Source: Olga Bondarchuk. Used with permission.

Exhibit 1: Paying with Bitcoin is direct, anonymous, and irrevocable, highly desirable characteristics for these Ukrainian protesters.

A donor could have made the same gift through the banking system, but that would have required detailed (and politically compromising) information about the recipient’s bank account, if he or she had one. It would have cost a commission of 10% or more, and taken three or four days to complete. PayPal, of course, would have been quicker and cheaper but was banned by the Ukrainian government. Paying with bitcoin was direct, anonymous, and irrevocable—like a sympathetic onlooker crossing Maidan Nezalezhnosti, the central square in Kiev, and dropping a couple of hryvnia into a plastic cup.

That is not just a figure of speech. A bitcoin is a digital bearer instrument: ownership and control are the same thing.¹ 1.By convention, the digital payment system is Bitcoin (with a capital B); the unit of currency is bitcoin. There is no need for a Bitcoin “account”: you simply hold bitcoins, just like the coins in your pocket. Like notes and coins, they can be lost or stolen, and transactions are irrevocable. As a medium of exchange, Bitcoin can be ten times more efficient than traditional payment methods, but when the cost of transacting in and out of fiat (government minted) currency is included, it is not obvious that it is cheaper. It offers anonymity: a nobler feature in the cause of democratic revolution than of money laundering or tax evasion.

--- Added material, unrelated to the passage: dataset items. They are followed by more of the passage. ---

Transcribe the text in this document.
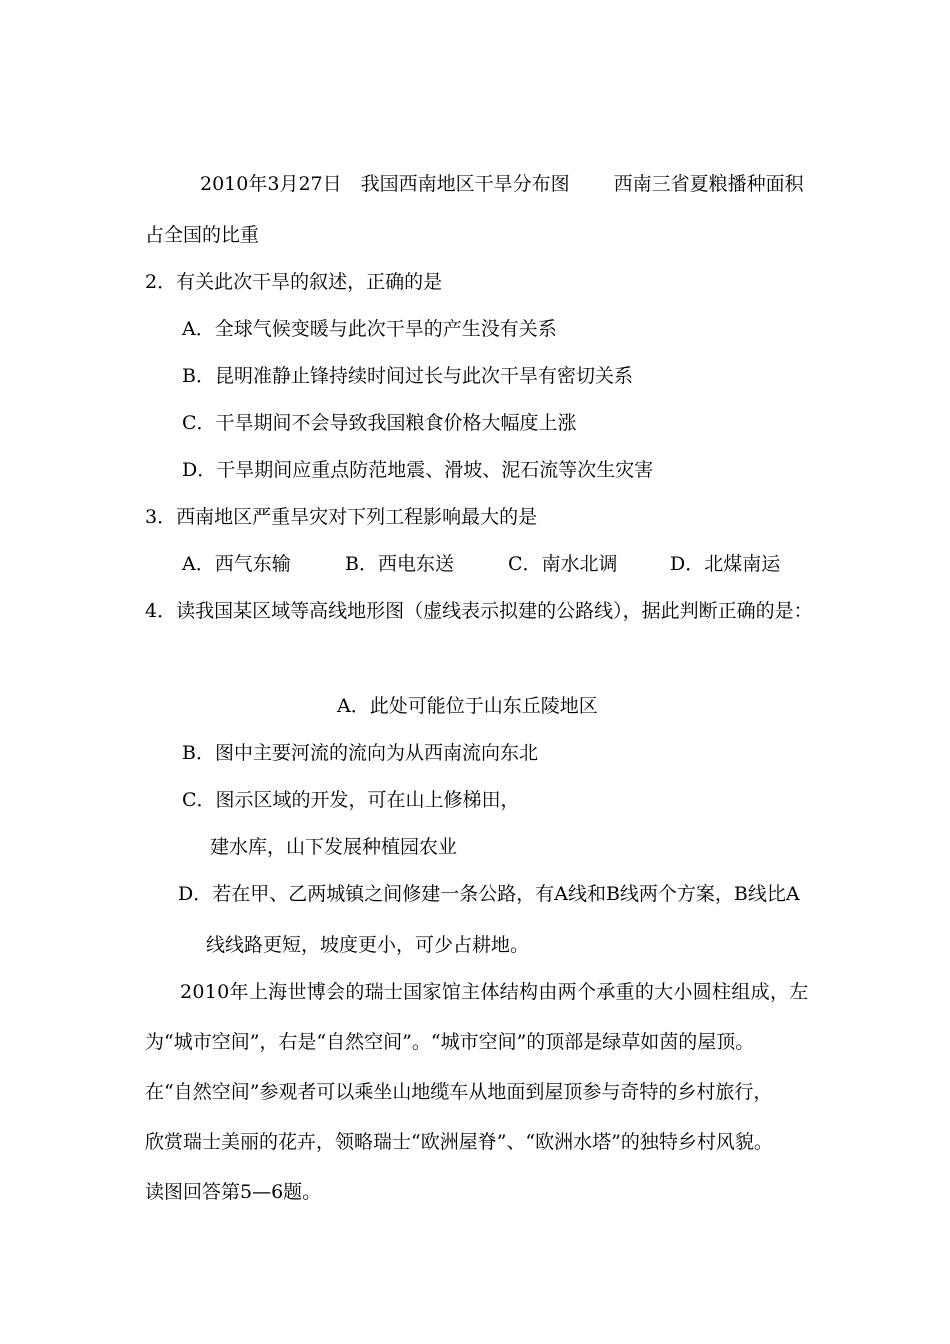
2010年3月27日　我国西南地区干旱分布图　　 西南三省夏粮播种面积
占全国的比重
2．有关此次干旱的叙述，正确的是
A．全球气候变暖与此次干旱的产生没有关系
B．昆明准静止锋持续时间过长与此次干旱有密切关系
C．干旱期间不会导致我国粮食价格大幅度上涨
D．干旱期间应重点防范地震、滑坡、泥石流等次生灾害
3．西南地区严重旱灾对下列工程影响最大的是
A．西气东输	B．西电东送	C．南水北调	D．北煤南运
4．读我国某区域等高线地形图（虚线表示拟建的公路线），据此判断正确的是：
A．此处可能位于山东丘陵地区
B．图中主要河流的流向为从西南流向东北
C．图示区域的开发，可在山上修梯田，
建水库，山下发展种植园农业
D．若在甲、乙两城镇之间修建一条公路，有A线和B线两个方案，B线比A
线线路更短，坡度更小，可少占耕地。
2010年上海世博会的瑞士国家馆主体结构由两个承重的大小圆柱组成，左
为“城市空间”，右是“自然空间”。“城市空间”的顶部是绿草如茵的屋顶。
在“自然空间”参观者可以乘坐山地缆车从地面到屋顶参与奇特的乡村旅行，
欣赏瑞士美丽的花卉，领略瑞士“欧洲屋脊”、“欧洲水塔”的独特乡村风貌。
读图回答第5—6题。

Some libertarians see bitcoins as “digital gold”: the incorruptible global currency that will ultimately replace the fiat currencies manufactured and debased at whim by central and commercial bankers. But as JPMorgan Chase CEO, Jamie Dimon, has vigorously pointed out, if Bitcoin came anywhere near to supplanting conventional currencies, central bankers would almost certainly intervene to stop it.² 2.See "Jamie Dimon: You're Wasting Your Time with Bitcoin," Fortune, November 4, 2015, video. So Bitcoin as a currency is destined to fill a small niche in the payments system, a brilliant but highly circumscribed invention.

Digital tokens and blockchains waste cheap storage to give data the continuity of real-world assets. Bitcoin is just the first application. From a strategic point of view, Bitcoin’s importance is less as a currency and more as the early manifestation of its two underlying technologies: token (in this case, bitcoin) and blockchain. A token need not be a digital coin; it can be any kind of digital asset or any digital representation of a physical asset.³ 3.Blockchains unrelated to payments may still need a digital coin in order to reward nodes for providing the validation service.And a blockchain (including the Bitcoin blockchain) can serve as a shared, secure, irrevocable, and trusted ledger for any kind of transaction. So although the majority of applications running today are in payments, the intriguing question is not specific to currency, or even banking; it is whether the two underlying Bitcoin technologies—token and blockchain—can serve as foundations for other applications.

The possibilities extend far beyond financial services, to supply chain documentation, land registries, health records, microtransactions, and smart contracts among billions of intelligent devices worldwide.

Venture funds and technology companies have committed over $1 billion to using these technologies to disrupt whole industries—or maybe to selling themselves and their services to incumbents to forestall such disruptions.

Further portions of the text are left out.